Some states are ahead. California’s CalHFA ADU program funds accessory dwelling units that can serve as accessible in-law suites. Connecticut offers up to $10,000 in home modification grants for seniors. But there’s no federal standard requiring new single-family homes to meet even basic visitability requirements — a zero-step entrance, one accessible bathroom, and doorways wide enough for a wheelchair on the main floor.
The NCOA’s action plan estimates that a $45 million annual federal investment in falls prevention programs could save $1.2 billion in Medicare and Medicaid costs annually. That’s a 26:1 return on investment. The math is absurd. The political will is absent.
What This Means If You’re Building
Design for 80, build at 40. Every home should have at least one zero-threshold entry, one main-floor bathroom with blocking for future grab bars, and hallways wide enough for a walker. These decisions cost almost nothing during construction. They cost tens of thousands during renovation.
Pre-wire for ambient monitoring. Low-voltage wiring for motion sensors, PoE connections for smart cameras, and conduit for future sensor placement. The same infrastructure that supports a Ring doorbell today supports a CarePredict-style health monitoring system tomorrow.
Use AI floor plan tools. Maket AI and similar generators can explore accessibility-constrained layouts at a speed no human designer can match.

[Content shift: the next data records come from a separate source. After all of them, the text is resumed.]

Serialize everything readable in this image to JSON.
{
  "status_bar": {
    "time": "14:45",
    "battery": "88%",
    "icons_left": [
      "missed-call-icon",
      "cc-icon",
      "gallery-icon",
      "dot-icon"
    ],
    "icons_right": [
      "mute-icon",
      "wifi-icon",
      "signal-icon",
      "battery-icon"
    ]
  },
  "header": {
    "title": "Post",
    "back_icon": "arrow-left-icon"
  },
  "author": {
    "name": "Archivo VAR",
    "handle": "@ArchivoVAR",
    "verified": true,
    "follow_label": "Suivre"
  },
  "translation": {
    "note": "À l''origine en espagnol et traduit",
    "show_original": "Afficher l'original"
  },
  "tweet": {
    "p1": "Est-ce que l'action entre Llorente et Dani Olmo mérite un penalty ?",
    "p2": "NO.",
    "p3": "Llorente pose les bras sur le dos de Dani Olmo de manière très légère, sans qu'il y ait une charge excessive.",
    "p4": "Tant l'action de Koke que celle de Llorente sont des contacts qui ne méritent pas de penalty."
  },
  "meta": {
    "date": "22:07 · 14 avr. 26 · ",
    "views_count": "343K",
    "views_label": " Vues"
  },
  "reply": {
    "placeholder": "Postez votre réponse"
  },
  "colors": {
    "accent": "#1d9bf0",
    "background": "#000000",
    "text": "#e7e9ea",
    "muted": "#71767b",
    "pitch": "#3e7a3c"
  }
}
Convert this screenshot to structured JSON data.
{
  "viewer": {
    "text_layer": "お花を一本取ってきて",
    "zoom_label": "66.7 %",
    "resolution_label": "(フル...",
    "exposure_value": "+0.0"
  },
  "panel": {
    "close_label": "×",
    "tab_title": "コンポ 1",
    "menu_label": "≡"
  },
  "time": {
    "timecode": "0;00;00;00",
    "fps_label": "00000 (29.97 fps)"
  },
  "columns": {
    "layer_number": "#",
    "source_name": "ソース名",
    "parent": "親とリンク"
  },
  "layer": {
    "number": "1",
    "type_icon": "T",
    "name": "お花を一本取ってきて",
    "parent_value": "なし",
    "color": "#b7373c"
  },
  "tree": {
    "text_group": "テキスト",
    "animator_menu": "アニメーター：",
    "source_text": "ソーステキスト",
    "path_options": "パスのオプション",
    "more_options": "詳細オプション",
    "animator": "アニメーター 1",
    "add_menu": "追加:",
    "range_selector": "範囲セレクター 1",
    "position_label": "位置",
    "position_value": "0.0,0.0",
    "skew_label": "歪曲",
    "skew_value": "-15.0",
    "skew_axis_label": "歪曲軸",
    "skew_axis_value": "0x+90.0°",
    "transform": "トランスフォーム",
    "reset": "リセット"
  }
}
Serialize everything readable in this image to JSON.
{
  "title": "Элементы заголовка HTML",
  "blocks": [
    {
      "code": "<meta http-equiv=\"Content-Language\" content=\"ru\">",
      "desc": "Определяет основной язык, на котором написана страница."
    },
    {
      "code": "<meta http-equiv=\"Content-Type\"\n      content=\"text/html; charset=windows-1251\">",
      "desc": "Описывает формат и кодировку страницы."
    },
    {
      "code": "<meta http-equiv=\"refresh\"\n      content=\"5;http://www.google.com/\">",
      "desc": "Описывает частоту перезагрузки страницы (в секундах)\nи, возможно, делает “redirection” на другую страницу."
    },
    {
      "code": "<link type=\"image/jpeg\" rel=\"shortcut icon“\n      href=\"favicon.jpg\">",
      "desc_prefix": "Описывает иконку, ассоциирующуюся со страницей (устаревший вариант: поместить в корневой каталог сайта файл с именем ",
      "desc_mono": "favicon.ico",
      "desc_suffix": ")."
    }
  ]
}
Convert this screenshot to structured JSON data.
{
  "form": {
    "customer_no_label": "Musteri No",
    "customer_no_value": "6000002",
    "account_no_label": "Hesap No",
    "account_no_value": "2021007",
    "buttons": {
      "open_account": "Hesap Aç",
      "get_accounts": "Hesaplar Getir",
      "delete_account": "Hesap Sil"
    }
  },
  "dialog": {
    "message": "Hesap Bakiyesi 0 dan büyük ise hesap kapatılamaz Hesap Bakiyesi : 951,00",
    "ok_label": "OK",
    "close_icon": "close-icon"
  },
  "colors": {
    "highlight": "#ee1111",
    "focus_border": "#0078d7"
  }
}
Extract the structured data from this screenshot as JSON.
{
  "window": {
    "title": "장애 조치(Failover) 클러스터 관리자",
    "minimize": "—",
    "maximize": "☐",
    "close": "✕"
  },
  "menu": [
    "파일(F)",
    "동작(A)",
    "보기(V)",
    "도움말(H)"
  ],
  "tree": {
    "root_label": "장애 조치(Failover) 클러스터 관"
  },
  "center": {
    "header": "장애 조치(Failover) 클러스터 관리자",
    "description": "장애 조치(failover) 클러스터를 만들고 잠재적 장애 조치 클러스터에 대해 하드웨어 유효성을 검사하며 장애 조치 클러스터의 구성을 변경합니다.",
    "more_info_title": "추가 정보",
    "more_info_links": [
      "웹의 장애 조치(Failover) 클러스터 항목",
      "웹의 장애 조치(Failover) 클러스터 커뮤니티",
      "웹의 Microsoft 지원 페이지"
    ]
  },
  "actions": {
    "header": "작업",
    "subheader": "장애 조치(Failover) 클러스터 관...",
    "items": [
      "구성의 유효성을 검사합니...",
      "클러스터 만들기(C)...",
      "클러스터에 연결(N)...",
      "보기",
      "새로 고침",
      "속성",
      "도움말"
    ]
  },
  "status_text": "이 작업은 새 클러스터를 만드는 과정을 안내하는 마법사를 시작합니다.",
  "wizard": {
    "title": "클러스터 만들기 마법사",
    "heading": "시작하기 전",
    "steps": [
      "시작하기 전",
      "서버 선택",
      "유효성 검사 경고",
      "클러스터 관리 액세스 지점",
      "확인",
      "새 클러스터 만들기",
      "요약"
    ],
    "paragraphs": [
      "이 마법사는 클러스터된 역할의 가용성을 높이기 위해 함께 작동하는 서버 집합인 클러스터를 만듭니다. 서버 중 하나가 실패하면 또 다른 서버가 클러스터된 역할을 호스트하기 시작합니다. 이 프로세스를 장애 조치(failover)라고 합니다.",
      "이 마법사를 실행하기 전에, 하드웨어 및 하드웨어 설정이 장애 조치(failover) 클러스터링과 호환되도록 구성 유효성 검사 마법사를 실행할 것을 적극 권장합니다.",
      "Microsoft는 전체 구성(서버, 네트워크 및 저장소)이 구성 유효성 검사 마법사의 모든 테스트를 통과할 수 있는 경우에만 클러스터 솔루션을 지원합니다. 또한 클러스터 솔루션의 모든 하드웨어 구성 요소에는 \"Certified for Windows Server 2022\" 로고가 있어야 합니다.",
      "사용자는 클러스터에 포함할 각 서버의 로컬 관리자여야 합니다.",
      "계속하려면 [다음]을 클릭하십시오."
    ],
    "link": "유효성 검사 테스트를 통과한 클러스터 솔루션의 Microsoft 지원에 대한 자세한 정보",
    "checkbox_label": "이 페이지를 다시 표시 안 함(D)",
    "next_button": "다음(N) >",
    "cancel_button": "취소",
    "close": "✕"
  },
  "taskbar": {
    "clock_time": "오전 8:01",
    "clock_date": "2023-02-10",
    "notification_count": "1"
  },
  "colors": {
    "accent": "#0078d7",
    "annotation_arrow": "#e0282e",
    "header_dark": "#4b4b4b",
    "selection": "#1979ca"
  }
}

The best accessible homes don’t look accessible — they look beautiful, with wider hallways that feel generous and curbless showers that feel luxurious.
America is about to have 82 million people over 65, and 77% of adults over 50 say they want to stay in their homes as they age (AARP, 2024). The homes we’re building today will need to serve those people for the next 30–50 years. AI can’t solve the policy gap. But it can make the right design decisions so obvious — and so cheap — that ignoring them becomes indefensible.